The effects of Maraviroc on liver fibrosis in HIV/HCV co-infected patients

Enrique Ortega Gonzalez; Vicente Boix; Miguel Garcia Deltoro; Jose Lopez Aldeguer; Joaquin Portilla; Marta Montero; Emilio Ballester Belda; Vicente Abril; Felix Gutierrez; Carlos Minguez; Josefa Galindo; Concepcion Benirto; Magdalena Garcia Rodriguez; Livia Giner; Purificacion Rubio; Jorge Uso; Giovanna Llerena

doi:10.7448/IAS.17.4.19643

The effects of Maraviroc on liver fibrosis in HIV/HCV co-infected patients

J Int AIDS Soc. 2014 Nov 2;17(4 Suppl 3):19643. doi: 10.7448/IAS.17.4.19643. eCollection 2014.

Authors

Enrique Ortega Gonzalez¹, Vicente Boix², Miguel Garcia Deltoro¹, Jose Lopez Aldeguer³, Joaquin Portilla⁴, Marta Montero³, Emilio Ballester Belda¹, Vicente Abril¹, Felix Gutierrez⁵, Carlos Minguez⁶, Josefa Galindo⁷, Concepcion Benirto⁸, Magdalena Garcia Rodriguez¹, Livia Giner⁴, Purificacion Rubio¹, Jorge Uso⁶, Giovanna Llerena¹

Affiliations

¹ Infectious Disease Unit, Hospital General Universitario de Valencia, Valencia, Spain.
² Infectious Disease Unit, Hospital General Universitario de Alicante, Valencia, Spain.
³ Infectious Disease Unit, Hospital La Fe Universitario de Valencia, Valencia, Spain.
⁴ Infectious Disease Unit, Hospital General Universitario de Alicante, Alicante, Spain.
⁵ Infectious Disease Unit, Hospital General Universitario de Elche, Elche, Alicante, Spain.
⁶ Infectious Disease Unit, Hospital General Universitario de Castellon, Castellon de la Plana, Spain.
⁷ Infectious Disease Unit, Hospital Clinico Universitario de Valencia, Valencia, Spain.
⁸ Infectious Disease Unit, Hospital General de la Marina Baja, Villajoyosa, Alicante, Spain.

Abstract

Introduction: The fibrogenesis analysis in quimeric CCR1 and CCR5 mice revealed that CCR5 mediates its pro-fibrogenic effects in hepatic cells and promoting stellate cells. The blockage of co-receptors could preserve the progression of hepatic fibrosis in HIV/HCV co-infected patients.

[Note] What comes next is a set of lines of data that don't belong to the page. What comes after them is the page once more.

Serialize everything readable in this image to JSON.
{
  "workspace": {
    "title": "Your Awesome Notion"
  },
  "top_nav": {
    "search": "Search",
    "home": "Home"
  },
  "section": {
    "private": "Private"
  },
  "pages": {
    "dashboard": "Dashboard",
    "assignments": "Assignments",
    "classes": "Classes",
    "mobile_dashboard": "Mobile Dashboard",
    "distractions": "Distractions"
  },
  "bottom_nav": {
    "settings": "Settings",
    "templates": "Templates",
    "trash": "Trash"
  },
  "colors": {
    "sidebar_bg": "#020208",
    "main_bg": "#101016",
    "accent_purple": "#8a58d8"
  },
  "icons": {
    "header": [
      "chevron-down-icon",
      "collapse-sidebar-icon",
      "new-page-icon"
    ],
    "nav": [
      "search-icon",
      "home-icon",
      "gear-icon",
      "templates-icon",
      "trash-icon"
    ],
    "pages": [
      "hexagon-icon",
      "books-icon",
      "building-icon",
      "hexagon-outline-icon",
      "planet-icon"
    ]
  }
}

Objective: To evaluate the beneficial effects on hepatic fibrosis in HIV/HCV co-infected patients that are on antiretroviral therapy (ART) with CCR5 co-receptor antagonists.

Method and materials: A multicentre, retrospective pilot study of the evaluation of hepatic fibrosis at mid- and long-term by non-invasive methods in a HIV/HCV co-infected patients cohort in the Valencian Community (Spain) that received ART with a CCR5 co-receptor antagonist. The cut-off points of serum marker tests of hepatic fibrosis were: AST to Platelet Ratio Index (APRI)<0.5 (F0-F1); >1.5 F2; >2 Cirrhosis and Forns Index<4.2 excludes fibrosis; >6.9>F2 fibrosis. Inclusion criteria was established for HIV/HCV co-infected patients on ART with CCR5 co-receptor antagonists that had no previous history of interferon and ribavirin treatment or those who were null-responders and received CCR5 co-receptor antagonist treatment in the previous year. Patients with HBV infection were excluded.

Results: A total of 71 male patients (69%) were reported. A CD4 nadir <100 cells/uL was observed in 42% of patients and 62% (44/71) had a basal CD4 level >350 cells/uL. According to genotypes, 50% were G-1a, 14% G-1b, 11% G-3 and 25% G-4. The median duration of treatment with Maraviroc (MVC) was the following: 45% took it over a year, 41% over two years and 14% over three years. Before starting treatment with MVC, we observed an initial fibrosis of F0-F1 in 49% of patients, F2-F3 in 24% and F4 in 27%. The medium follow-up was of 18.45 months. Progression to a higher fibrosis level was observed in five patients, 11 patients improved at least one stage and the others were stable over time. There were 38 patients taking MVC over two years, 27 patients in this group (59.38%) did not modify their fibrosis, 3 patients (11%) progressed and 8 (29.62%) showed regression of liver fibrosis in one stage.

Conclusions: The data above shows a benefit over fibrosis progression with MVC, expressed by fibrosis serum marker tests in HIV/HCV co-infected patients with CCR5 tropism. The prolong treatment with MVC (over two years) has a better effect on liver fibrosis.